Evaluative Conclusion:

The proof can be translated into contemporary modal logic in the sense that one can formulate a formal version that preserves the basic inferential structure and is logically valid in an appropriate system (S5 with additions).

But this translation does not preserve the complete metaphysical force of the original proof. The complete force lies in the deep existential analysis that transcends logical formalization.

This does not mean the formalization fails, but confirms what we know from philosophy of logic: formalization is a tool of clarification and analysis, not a tool for exhausting philosophical meaning. Avicenna's proof retains its philosophical value even if its logical translation is incomplete.

Application to the Site's Methodology

Within the methodology of manifestation and concealment, the proof falls within the philosophical/metaphysical path (maslik). Its amenability to formalization reflects one aspect of divine manifestation through rational structure, while its irreducibility to pure logic reflects an aspect of concealment that preserves the mystery of existence.

Where We Stand in This Discussion Today

The period 2020-2026 witnessed a notable acceleration in attempts to formalize classical Islamic proofs.
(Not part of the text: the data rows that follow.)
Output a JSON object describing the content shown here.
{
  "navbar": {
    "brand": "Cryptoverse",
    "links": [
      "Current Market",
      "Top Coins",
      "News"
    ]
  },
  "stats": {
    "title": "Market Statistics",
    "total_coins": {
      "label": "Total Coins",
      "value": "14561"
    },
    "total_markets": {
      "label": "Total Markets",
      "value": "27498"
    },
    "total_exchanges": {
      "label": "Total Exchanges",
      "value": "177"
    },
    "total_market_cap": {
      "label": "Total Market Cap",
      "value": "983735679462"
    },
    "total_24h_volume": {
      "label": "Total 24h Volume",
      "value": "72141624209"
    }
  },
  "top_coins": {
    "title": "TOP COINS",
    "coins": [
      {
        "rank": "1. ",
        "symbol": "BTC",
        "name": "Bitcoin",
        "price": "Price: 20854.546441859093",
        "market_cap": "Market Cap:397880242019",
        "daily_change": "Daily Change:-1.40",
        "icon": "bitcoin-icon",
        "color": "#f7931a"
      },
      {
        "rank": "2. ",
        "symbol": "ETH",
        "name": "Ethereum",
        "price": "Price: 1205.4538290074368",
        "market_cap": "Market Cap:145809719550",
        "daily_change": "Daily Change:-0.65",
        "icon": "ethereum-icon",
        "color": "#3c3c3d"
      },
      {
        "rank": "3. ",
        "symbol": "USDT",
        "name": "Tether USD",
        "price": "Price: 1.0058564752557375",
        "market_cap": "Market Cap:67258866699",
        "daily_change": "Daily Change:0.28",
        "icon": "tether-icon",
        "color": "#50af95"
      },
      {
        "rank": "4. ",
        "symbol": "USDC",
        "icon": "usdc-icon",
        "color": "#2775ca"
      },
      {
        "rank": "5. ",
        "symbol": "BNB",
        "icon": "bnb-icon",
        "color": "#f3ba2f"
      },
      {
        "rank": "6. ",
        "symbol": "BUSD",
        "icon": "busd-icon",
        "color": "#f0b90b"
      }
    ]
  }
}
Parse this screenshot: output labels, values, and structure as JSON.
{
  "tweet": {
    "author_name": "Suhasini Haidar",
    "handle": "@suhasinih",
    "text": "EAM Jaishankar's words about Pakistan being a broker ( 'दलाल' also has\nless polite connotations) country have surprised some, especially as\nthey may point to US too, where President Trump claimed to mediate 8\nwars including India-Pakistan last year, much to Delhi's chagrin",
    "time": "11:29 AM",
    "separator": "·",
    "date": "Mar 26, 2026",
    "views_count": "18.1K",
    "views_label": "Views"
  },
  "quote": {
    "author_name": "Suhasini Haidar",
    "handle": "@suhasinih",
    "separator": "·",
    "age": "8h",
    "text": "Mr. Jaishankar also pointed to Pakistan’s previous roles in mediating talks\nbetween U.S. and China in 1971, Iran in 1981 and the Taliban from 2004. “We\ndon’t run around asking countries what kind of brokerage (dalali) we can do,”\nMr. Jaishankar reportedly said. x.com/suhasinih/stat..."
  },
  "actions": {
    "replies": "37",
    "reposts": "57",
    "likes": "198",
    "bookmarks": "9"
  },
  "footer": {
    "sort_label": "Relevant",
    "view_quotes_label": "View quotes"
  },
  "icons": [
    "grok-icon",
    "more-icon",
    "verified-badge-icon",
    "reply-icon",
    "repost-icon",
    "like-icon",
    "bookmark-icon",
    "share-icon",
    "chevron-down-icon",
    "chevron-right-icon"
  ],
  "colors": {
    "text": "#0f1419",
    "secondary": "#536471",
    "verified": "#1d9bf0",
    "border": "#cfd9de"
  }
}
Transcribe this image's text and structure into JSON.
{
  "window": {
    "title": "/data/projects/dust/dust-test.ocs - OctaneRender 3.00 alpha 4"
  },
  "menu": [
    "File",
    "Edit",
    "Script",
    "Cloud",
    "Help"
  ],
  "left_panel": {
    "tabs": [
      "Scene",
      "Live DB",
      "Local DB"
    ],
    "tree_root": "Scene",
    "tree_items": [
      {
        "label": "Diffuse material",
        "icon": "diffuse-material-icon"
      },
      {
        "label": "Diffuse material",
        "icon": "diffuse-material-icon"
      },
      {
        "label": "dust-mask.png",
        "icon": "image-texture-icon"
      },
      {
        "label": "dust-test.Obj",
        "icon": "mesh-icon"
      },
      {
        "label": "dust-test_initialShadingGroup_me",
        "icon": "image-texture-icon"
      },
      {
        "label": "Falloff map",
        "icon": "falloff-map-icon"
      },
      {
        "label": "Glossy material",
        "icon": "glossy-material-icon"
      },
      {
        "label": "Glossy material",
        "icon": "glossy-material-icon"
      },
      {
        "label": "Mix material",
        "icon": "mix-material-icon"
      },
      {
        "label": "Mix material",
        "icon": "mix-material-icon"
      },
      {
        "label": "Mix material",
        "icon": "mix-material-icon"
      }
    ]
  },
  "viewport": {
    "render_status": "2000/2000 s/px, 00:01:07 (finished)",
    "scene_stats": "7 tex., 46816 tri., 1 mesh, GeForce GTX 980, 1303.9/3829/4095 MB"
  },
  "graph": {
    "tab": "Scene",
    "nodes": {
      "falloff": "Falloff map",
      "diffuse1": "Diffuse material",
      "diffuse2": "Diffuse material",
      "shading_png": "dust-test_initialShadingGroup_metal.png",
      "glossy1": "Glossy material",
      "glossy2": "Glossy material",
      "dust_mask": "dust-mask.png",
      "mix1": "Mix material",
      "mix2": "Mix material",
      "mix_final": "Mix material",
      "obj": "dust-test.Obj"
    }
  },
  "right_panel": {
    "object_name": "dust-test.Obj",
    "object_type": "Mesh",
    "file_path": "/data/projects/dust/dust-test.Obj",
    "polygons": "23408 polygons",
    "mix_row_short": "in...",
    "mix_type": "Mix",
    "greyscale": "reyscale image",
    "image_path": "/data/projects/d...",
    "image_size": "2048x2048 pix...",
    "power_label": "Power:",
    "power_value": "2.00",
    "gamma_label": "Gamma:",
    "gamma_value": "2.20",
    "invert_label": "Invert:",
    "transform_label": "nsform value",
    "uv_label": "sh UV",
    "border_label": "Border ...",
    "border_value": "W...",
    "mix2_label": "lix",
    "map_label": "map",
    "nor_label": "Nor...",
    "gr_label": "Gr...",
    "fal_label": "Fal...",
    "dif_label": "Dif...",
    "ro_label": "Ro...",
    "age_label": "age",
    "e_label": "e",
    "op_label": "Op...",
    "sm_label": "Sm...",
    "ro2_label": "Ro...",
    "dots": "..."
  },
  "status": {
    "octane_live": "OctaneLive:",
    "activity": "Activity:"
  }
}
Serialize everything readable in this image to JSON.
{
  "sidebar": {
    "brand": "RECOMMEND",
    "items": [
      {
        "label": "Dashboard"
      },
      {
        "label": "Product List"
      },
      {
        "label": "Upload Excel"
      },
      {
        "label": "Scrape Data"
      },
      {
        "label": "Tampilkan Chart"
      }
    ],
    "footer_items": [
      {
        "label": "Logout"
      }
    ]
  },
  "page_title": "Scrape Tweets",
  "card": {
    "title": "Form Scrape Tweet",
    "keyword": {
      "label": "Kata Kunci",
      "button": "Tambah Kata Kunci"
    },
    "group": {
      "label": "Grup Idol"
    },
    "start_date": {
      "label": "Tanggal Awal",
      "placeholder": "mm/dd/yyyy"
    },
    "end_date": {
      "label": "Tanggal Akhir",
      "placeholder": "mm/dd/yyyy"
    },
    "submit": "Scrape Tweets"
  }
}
Zarepour's works (2022-2024) expanded the scope of formalization to include Avicenna's proofs in both theology and natural philosophy, using non-classical modal systems that transcend traditional S5. Meanwhile, researchers like Zamboni (2021) and El-Rouayheb (2023) developed analytical tools that respect the specificity of classical Arabic logic, attempting to build "Avicennian semantics" that do not reduce existential necessity to contemporary logical necessity. A third trend has emerged that exploits developments in grounding logic by Fine and Rosen to offer formalization closer to Avicenna's concept of existential dependence. The most prominent challenge occupying researchers today is not merely the possibility of formalization, but the criteria for its success: when do we say that a logical translation is "faithful" to a classical philosophical proof? This metamethodological question has become central in applied philosophy of logic and remains unresolved. The discussion is open and dynamic, and any claim to a final answer is premature.